Rosalind I. J. Hackett: I happen to be organizing a world congress in South Africa. I have been amazed at the number of submissions from India, and at the people who are doing work and research on tribal religions in those regions. So I would like to ask Smita whether the money that is obviously going into this research is tied to a sort of colonialist approach to this? That is, if you know more about them then you can manipulate and control them?

Smita Narula: Christianity has been in India since 54 A.D., which is something that a lot of people don’t realize. People think that it is something recent, that it has to do with evangelism in the last 20, 30, maybe 40 years. But it’s actually had a very, very strong tradition of participation in health care, in education, in societies, particularly in the south and in the northeast of the country where three small states do, in fact, have Christian majorities. Where the money is coming from right now is a source of real contention because it’s seen as possibly funding missionary activities in the country. So that’s really where the tension is coming from. A lot of missionaries are denied visas or refused entry altogether. And a lot of the foreign funding by these groups is now under much greater attack from the government itself.

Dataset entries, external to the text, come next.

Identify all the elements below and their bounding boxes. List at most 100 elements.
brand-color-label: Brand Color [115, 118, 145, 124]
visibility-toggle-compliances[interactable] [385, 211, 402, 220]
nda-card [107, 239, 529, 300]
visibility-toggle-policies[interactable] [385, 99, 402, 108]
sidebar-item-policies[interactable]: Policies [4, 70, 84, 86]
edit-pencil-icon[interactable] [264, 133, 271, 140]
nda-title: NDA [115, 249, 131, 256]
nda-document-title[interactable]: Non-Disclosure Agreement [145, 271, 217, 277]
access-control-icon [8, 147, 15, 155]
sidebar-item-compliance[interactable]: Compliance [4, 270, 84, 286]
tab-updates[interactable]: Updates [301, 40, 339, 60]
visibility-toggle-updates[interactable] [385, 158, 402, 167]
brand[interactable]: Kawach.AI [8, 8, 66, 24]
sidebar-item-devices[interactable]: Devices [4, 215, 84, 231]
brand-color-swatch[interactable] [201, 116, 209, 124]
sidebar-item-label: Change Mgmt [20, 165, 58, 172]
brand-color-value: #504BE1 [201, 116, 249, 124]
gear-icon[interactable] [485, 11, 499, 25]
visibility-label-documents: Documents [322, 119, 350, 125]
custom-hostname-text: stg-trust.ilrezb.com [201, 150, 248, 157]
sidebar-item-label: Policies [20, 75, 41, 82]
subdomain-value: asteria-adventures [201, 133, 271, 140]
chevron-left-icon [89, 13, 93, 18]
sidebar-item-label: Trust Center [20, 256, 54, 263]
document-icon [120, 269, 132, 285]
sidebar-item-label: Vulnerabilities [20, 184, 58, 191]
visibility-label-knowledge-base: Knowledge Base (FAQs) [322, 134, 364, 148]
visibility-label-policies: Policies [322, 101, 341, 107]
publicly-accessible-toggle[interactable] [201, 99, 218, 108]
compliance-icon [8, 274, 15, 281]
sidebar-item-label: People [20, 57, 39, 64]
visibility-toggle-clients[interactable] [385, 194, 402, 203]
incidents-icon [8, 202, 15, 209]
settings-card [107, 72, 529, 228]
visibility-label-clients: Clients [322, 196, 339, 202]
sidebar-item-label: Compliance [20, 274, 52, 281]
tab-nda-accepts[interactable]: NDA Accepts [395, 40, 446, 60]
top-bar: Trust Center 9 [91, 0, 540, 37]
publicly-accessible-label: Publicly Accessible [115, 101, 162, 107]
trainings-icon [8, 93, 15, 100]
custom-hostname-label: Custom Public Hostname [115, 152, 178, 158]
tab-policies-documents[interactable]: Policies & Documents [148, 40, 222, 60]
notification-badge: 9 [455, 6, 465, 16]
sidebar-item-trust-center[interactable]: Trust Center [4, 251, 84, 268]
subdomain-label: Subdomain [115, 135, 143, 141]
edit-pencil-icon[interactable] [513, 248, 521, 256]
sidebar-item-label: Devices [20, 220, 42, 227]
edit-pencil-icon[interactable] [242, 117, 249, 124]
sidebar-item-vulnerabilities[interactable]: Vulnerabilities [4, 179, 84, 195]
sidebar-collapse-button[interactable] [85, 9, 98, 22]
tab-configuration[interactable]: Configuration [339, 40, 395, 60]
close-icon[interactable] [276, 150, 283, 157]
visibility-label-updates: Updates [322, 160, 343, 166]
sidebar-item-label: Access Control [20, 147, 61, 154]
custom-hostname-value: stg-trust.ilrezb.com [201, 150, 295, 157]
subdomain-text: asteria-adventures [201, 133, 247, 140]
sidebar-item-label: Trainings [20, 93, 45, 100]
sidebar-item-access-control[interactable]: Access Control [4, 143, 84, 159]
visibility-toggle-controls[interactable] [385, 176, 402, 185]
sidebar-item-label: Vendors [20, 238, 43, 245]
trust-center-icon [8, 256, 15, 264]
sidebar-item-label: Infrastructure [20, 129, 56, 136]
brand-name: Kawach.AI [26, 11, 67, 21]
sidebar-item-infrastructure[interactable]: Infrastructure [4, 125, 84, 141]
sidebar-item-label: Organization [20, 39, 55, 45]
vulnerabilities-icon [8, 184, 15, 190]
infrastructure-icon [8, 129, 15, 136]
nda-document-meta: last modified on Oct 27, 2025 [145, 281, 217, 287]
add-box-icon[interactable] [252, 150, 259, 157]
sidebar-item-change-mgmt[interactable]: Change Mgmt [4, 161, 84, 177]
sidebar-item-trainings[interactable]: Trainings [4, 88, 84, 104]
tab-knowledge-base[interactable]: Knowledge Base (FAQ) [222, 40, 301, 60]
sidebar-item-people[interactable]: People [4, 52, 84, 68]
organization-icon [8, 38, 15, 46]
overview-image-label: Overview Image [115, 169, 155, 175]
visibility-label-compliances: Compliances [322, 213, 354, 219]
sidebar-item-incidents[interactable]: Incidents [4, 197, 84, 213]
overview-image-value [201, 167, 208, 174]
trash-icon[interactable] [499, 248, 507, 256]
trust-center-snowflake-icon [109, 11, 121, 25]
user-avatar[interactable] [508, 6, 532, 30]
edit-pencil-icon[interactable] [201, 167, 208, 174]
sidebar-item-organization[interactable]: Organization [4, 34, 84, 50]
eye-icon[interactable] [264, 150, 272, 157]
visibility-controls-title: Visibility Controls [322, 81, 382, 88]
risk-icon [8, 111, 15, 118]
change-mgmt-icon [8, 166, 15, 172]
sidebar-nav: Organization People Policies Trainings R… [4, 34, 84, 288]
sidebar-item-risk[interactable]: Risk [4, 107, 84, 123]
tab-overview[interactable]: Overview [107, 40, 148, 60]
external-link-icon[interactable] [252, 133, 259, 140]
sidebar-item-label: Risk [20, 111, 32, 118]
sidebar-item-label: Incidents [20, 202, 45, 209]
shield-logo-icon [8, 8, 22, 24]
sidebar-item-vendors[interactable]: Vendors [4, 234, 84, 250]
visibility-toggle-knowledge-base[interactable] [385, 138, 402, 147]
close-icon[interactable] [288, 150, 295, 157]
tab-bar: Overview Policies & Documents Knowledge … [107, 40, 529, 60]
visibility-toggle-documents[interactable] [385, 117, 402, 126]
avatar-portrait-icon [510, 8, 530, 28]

Lee Boothby: I would like briefly to revisit the suggestion that the United States government’s concern and action with reference to religious freedom or religious persecution is a Western export. It may be, but it seems to me that it is the same export as the concept of democracy. If that is a Western export, that may be because perhaps some cultures have an anti-democratic viewpoint. It seems to me that this is a very important part of democracy and if we miss that point what will happen is something like what concerns people in Russia today. People in Russia tell me that if religious freedom is circumscribed in Russia, the next freedom that will be circumscribed is the right of free speech and free press and the right to criticize the politicians and the government in Russia. It always goes hand in hand. If you do not have freedom of religious speech, ultimately, you don’t have freedom of political speech and free expression.

Tom Farr: On the issue of universality—that U.S. promotion of religious freedom is somehow an example of Western cultural imperialism—I, like others, really have to reject this idea. I think the universality of truth and of human nature is implicit in the Universal Declaration of Human Rights and in the United Nations Charter itself. We try to lay out in the introduction of the Report one argument—not the only argument, but a religious argument—for human dignity and universality. I don’t consider this approach to be a Western invention. I think the case for universal human dignity is implicit in many of the world’s religions. It’s expressed in different ways but I think it underpins not only all human rights but the value of religious freedom itself.

William Inboden: I was really surprised the Chinese government did not react more violently to the Falun Gong. Do you think that by the Falun Gong getting away with what they did, that it might have carved out more theoretical space for other religious groups to have more public, organized visibility? Or is it just the opposite? That they kind of really caught the Chinese government off guard?

Mickey Spiegel: Well, I don’t agree with you, first of all, that there hasn’t been a violent response to it. And by "violent" I don’t mean that they are torturing people or anything like that, but they certainly were burning some 1.5 million pieces of material.

William Inboden: I was surprised the tanks didn’t come in.

Mickey Spiegel: They didn’t need the tanks. They don’t have a policy in place that says you can burn the books, but they burned the books. They had 15-day re­education sessions for most of the rank and file believers, which is what you can do by law before you charge somebody. They have arrested the leaders. I don’t think it’s going to, by any stretch of the imagination, offer space for any other religious expression.